La RIAA perdait le mois dernier son procès contre Debbie Foster qu’elle accusait, sans apporter visiblement assez de preuves, d’avoir téléchargé illégalement des morceaux sur les réseaux de P2P. Après avoir réclamé 55.000 $ d’indemnisations pour essuyer le refus de l’organisation, Foster en doubla le montant avant que le juge ne la restreigne à 70.000 $.

La RIAA s’est donc résignée à payer la somme établie par le tribunal mais en omettant quelques détails que n’ont pas manqué de souligner Foster et son avocate. D’abord de payer les honoraires de cette dernière pour l’audition accordée le 5 juillet, mais aussi d’ajouter les intérêts qui ont gonflé depuis le procès. Autre chose, la RIAA n’a pas non plus suivi les instructions de paiement qui exigeaient un transfert électronique des fonds. A la place, un simple chèque remis à Foster, qui l’empêche d’avoir un accès immédiat à la somme dû à la politique d’encaissement de la banque.

Pendant que l’avocate s’étonne de ne pas voir la RIAA respecter les instructions de paiement, l’organisation lui rétorque « qu’en signe de courtoisie professionnelle, elle était disposée à verser les honoraires de l’avocate par transfert de fond. Seulement, quand nous lui avons demandé de nous assurer que le procédé était bien en accord avec le jugement, elle a refusé et exigé une somme supérieure à celle déterminée par le tribunal. » Cette somme correspondait sans doute aux intérêts et honoraires supplémentaires réclamés. « Face au manque de coopération et à l’insistance irraisonnée de l’avocate pour payer plus que ce qui était convenu, nous avons choisi d’éviter tout conflit en payant conformément au jugement de la cour. »

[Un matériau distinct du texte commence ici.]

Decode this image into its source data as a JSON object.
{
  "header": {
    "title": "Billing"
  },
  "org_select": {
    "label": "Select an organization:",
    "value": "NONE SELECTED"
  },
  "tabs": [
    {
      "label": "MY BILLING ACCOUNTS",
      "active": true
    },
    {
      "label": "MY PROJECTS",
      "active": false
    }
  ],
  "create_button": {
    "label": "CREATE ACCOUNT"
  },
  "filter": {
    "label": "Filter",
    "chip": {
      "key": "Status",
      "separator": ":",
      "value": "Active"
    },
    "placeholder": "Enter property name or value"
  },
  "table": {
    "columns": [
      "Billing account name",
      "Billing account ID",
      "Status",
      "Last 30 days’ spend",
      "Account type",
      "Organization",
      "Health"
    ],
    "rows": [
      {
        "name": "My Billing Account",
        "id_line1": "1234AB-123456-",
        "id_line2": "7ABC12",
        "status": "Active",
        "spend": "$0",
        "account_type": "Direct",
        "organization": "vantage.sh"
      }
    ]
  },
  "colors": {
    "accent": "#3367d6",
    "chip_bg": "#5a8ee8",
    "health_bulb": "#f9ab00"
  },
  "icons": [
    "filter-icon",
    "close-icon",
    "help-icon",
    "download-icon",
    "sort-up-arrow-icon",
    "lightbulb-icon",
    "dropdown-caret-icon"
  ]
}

Pour le mot de la fin, le juge a estimé que ce n’était pas la faute de la RIAA si la banque retenait l’encaissement du chèque et que l’organisme avait tout à fait le droit de payer de cette manière. En revanche, il lui a été demandé d’en émettre un nouveau à l’intention de Debbie Foster correspondant aux intérêts depuis que le jugement a été rendu.

Décidément, si la RIAA a l’habitude de réclamer des indemnisations pour violation de propriété intellectuelle, c’est une autre paire de manche quand il s’agit pour elle de réparer le fruit de son erreur.